Another Perspective — From Inside Hollywood
Paul Bond covers the intersection of religion and film for The Hollywood Reporter. He says a new crop of Christian filmmakers is revisiting themes that captured audiences long ago.
More and more, Hollywood is not shutting the door down on these Christian films because they see that the profit margin is there.
"The popularity has always been there," Bond says. "If you recall back to The Ten Commandments, Ben-Hur, The Sound of Music — back in the '50s and '60s — these are some of the most profitable of all time, if you adjust for inflation, so the market has always been there."
Bond says Hollywood might have forgotten about that for a while, at least until 2004's The Passion of the Christ. The budget of that Mel Gibson-directed movie was $45 million, and it earned over $600 million.
Bond says that Hollywood is currently in a state of tension about representing Christianity.
"Some people in Hollywood think that they represent the mainstream," Bond says, "and there [are] other people in Hollywood who know that they don't represent the mainstream. It's not a monolithic community."
Bond acknowledges Hollywood's reputation as being very liberal.
"If you dissect the political messages in most Hollywood films where there is a political message," Bond says, "it's a left-leaning political message. Look at all the children's films, for example, where the rich guy is always the bad guy, where the environment is always being despoiled by the American military or the American rich guy, and audiences aren't stupid — they see these messages in there."
So, on one hand, many Hollywood moviemakers prefer left-leaning messages.

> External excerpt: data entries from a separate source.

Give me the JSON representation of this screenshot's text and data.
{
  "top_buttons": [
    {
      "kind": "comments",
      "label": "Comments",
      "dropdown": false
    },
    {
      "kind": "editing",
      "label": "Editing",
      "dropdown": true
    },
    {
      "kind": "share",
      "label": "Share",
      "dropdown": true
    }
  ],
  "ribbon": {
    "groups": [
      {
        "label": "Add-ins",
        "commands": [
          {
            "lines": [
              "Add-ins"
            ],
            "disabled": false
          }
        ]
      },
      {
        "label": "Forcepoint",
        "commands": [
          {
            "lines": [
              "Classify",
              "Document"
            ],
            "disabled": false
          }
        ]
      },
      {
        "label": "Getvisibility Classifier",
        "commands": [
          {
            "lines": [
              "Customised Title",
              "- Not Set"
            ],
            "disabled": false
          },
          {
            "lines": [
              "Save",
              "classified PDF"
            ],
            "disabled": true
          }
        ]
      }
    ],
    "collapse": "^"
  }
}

But Bond says Hollywood hasn't missed what's happening with Christian films — and executives are seeing dollar signs. Both Fox and Sony have already set up separate divisions to produce Christian films.
"More and more, Hollywood is not shutting the door down on these Christian films, because they see that the profit margin is there," Bond says. "And push comes to shove, they're still making a lot more money on Hunger Games and Twilight— but they do recognize there's a great profit margin on these small Christian films where you can make them for a couple million and they bring in $20 million. That example right there is 10 times your production budget — and that's almost unheard of in Hollywood."
As Bond puts it, Hollywood doesn't like to leave money on the table, so he says to expect a lot more Christian films coming to theaters soon.